From the classic, 200 Meters and Down - The Story of Amateur Radio written by Clinton B. DeSoto and published in 1936. The book opens with a description of the typical radio amateur of that era. While that trajectory has been altered by nearly 90 years of time, a few things sound oddly familiar…

The typical radio amateur of 1936 is a young man 25 years of age. He holds a license issued by the Federal Communications Commission qualifying him as an Amateur Radio Operator, Class B, and as the licensee of an Amateur Radio Station, all valid for a term of three years.

His station, which is homemade from manufactured parts purchased largely at the neighborhood parts store, utilizes radiotelegraphy exclusively, although he expects some day to try radiotelephony. The actual value of his station is about one hundred dollars. The power of the transmitter is moderate, amounting to about 100 watts input to a pair of Type 10 transmitting tubes in the output amplifier stage, which is excited by a crystal-controlled oscillator. The receiver utilizes three tubes and is of the regenerative type, with one stage of radio-frequency and one of audio-frequency amplification. His antenna system consists of a 130 foot wire with a two-wire transmission line perhaps 60 feet long, suspended well up in the clear outside his home.
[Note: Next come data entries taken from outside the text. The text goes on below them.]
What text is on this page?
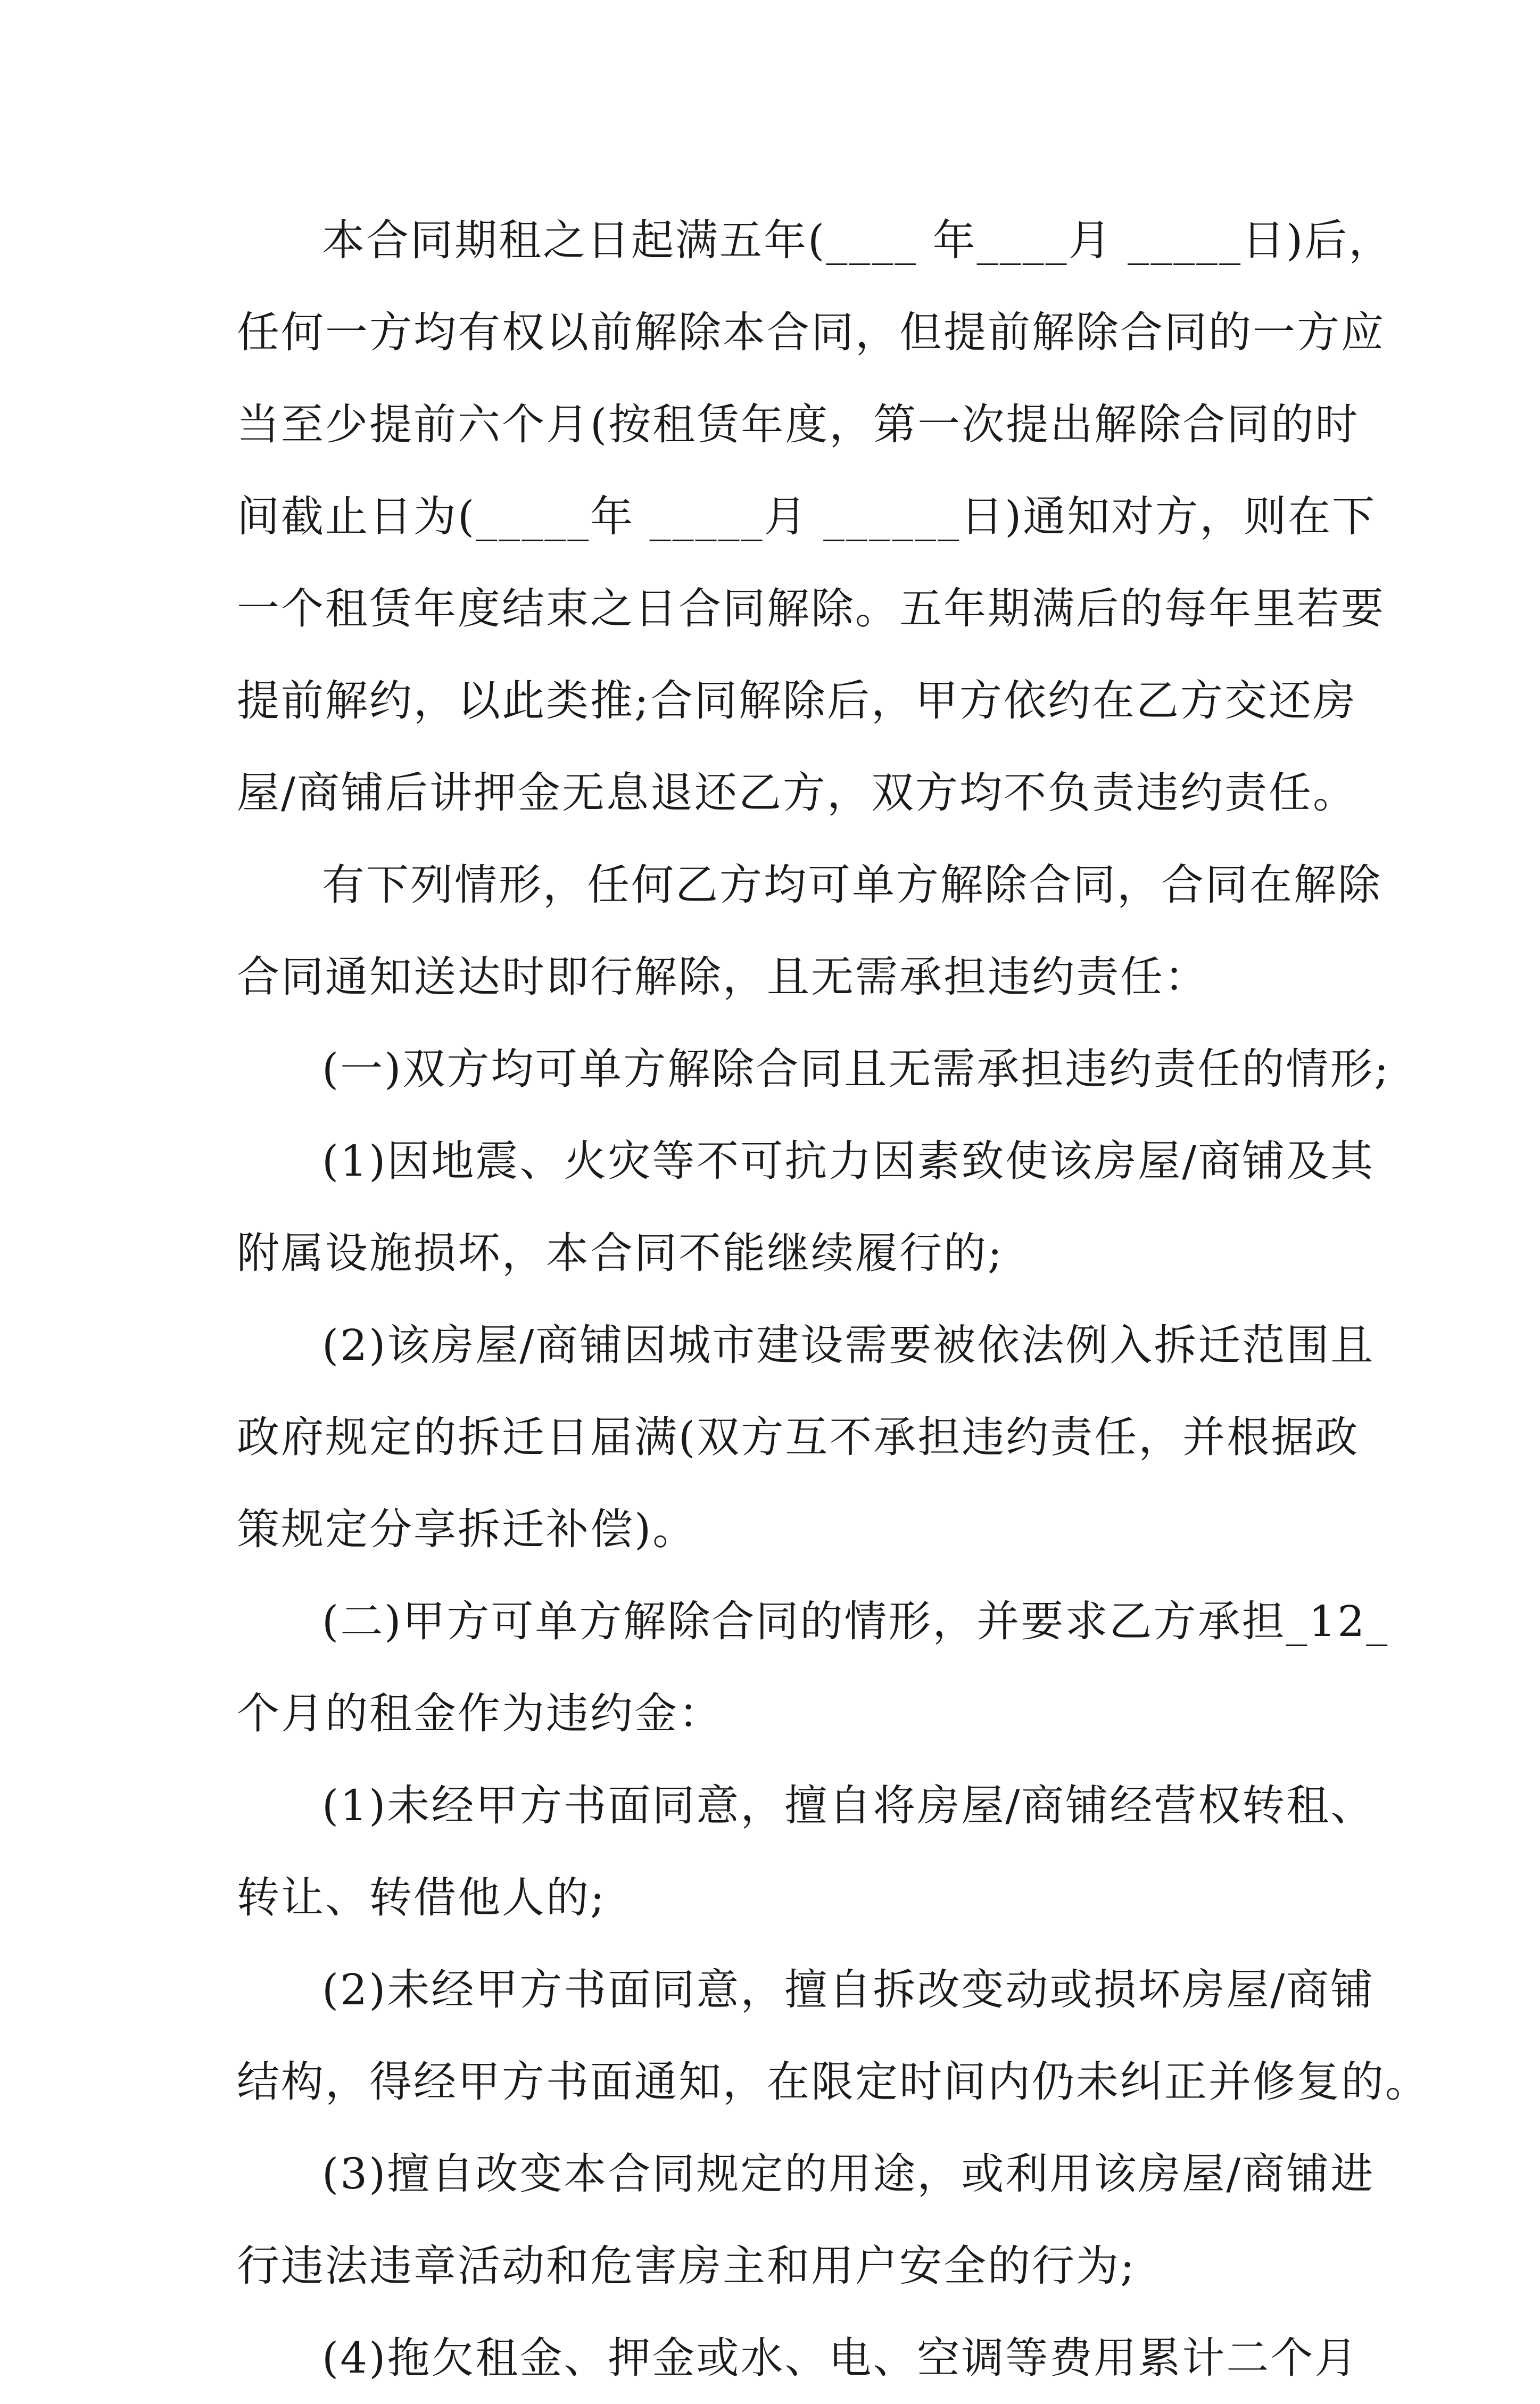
本合同期租之日起满五年(____ 年____月 _____日)后，
任何一方均有权以前解除本合同，但提前解除合同的一方应
当至少提前六个月(按租赁年度，第一次提出解除合同的时
间截止日为(_____年 _____月 ______日)通知对方，则在下
一个租赁年度结束之日合同解除。五年期满后的每年里若要
提前解约，以此类推;合同解除后，甲方依约在乙方交还房
屋/商铺后讲押金无息退还乙方，双方均不负责违约责任。
有下列情形，任何乙方均可单方解除合同，合同在解除
合同通知送达时即行解除，且无需承担违约责任：
(一)双方均可单方解除合同且无需承担违约责任的情形;
(1)因地震、火灾等不可抗力因素致使该房屋/商铺及其
附属设施损坏，本合同不能继续履行的;
(2)该房屋/商铺因城市建设需要被依法例入拆迁范围且
政府规定的拆迁日届满(双方互不承担违约责任，并根据政
策规定分享拆迁补偿)。
(二)甲方可单方解除合同的情形，并要求乙方承担_12_
个月的租金作为违约金：
(1)未经甲方书面同意，擅自将房屋/商铺经营权转租、
转让、转借他人的;
(2)未经甲方书面同意，擅自拆改变动或损坏房屋/商铺
结构，得经甲方书面通知，在限定时间内仍未纠正并修复的。
(3)擅自改变本合同规定的用途，或利用该房屋/商铺进
行违法违章活动和危害房主和用户安全的行为;
(4)拖欠租金、押金或水、电、空调等费用累计二个月
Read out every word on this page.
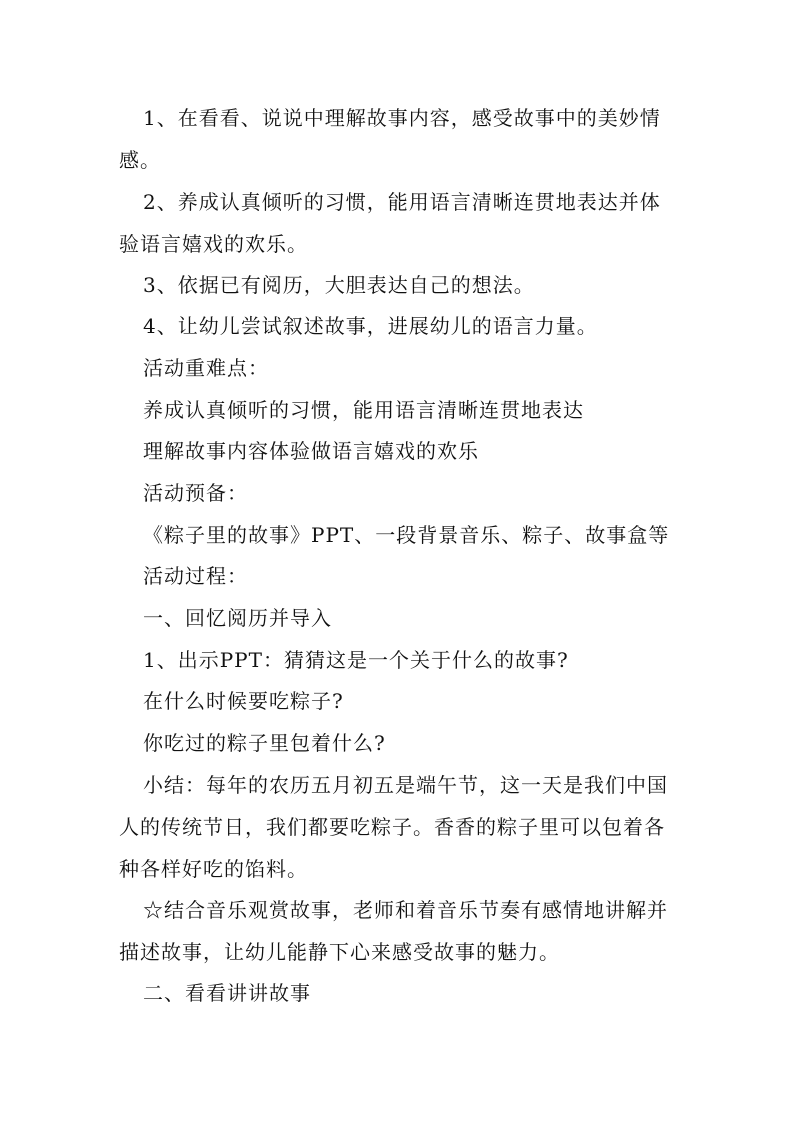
1、在看看、说说中理解故事内容，感受故事中的美妙情感。

2、养成认真倾听的习惯，能用语言清晰连贯地表达并体验语言嬉戏的欢乐。

3、依据已有阅历，大胆表达自己的想法。

4、让幼儿尝试叙述故事，进展幼儿的语言力量。

活动重难点：

养成认真倾听的习惯，能用语言清晰连贯地表达

理解故事内容体验做语言嬉戏的欢乐

活动预备：

《粽子里的故事》PPT、一段背景音乐、粽子、故事盒等

活动过程：

一、回忆阅历并导入

1、出示PPT：猜猜这是一个关于什么的故事?

在什么时候要吃粽子?

你吃过的粽子里包着什么?

小结：每年的农历五月初五是端午节，这一天是我们中国人的传统节日，我们都要吃粽子。香香的粽子里可以包着各种各样好吃的馅料。

☆结合音乐观赏故事，老师和着音乐节奏有感情地讲解并描述故事，让幼儿能静下心来感受故事的魅力。

二、看看讲讲故事
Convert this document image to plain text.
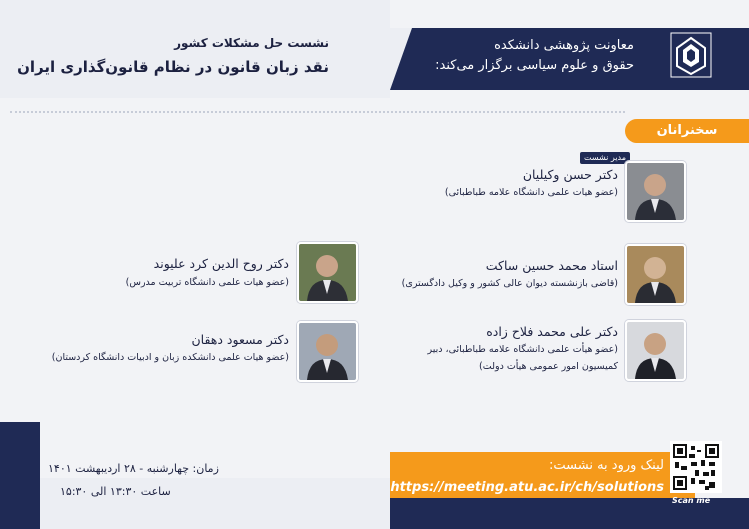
معاونت پژوهشی دانشکده
حقوق و علوم سیاسی برگزار می‌کند:
نشست حل مشکلات کشور
نقد زبان قانون در نظام قانون‌گذاری ایران
سخنرانان
مدیر نشست
دکتر حسن وکیلیان
(عضو هیات علمی دانشگاه علامه طباطبائی)
استاد محمد حسین ساکت
(قاضی بازنشسته دیوان عالی کشور و وکیل دادگستری)
دکتر علی محمد فلاح زاده
(عضو هیأت علمی دانشگاه علامه طباطبائی، دبیر
کمیسیون امور عمومی هیأت دولت)
دکتر روح الدین کرد علیوند
(عضو هیات علمی دانشگاه تربیت مدرس)
دکتر مسعود دهقان
(عضو هیات علمی دانشکده زبان و ادبیات دانشگاه کردستان)
زمان: چهارشنبه - ۲۸ اردیبهشت ۱۴۰۱
ساعت ۱۳:۳۰ الی ۱۵:۳۰
لینک ورود به نشست:
https://meeting.atu.ac.ir/ch/solutions
Scan me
This young man is a high-school graduate. He works for a living, is self-supporting, unmarried, and is employed at a technical trade. He is quite well-liked in his community, respected for his knowledge of radio with the respect due an expert. He is somewhat lax in fulfilling his social obligations, not through lack of inclination but because of lack of time. He’ll probably be married soon, and then there will be a hiatus in his amateur career, although he will eventually return to the game. He has been interested in radio for several years, a licensed amateur for nearly three. During that time he has expended approximately three hundred dollars upon his hobby.

Such is the typical radio amateur of 1936. Individuals, inevitably, depart widely from this norm. In age, they range from 8 to 80; in education, from those who halted in the grammar grades to the erudite holders of doctor’s degrees; in social status, from convicts in federal prisons to scions of wealthy families and the son of an ex-president of the United States; in occupation, from coal miners and bellhops to major executives in giant corporations. Nor are they all men: to their numbers must be added several hundred licensed feminine operators, married and unmarried, and these fall between the extremes of a little 9 year-old girl operator who can beat professionals at their own game and an aged mother who keeps in touch with her distant son - and other sons, as well- by means of amateur radio communication.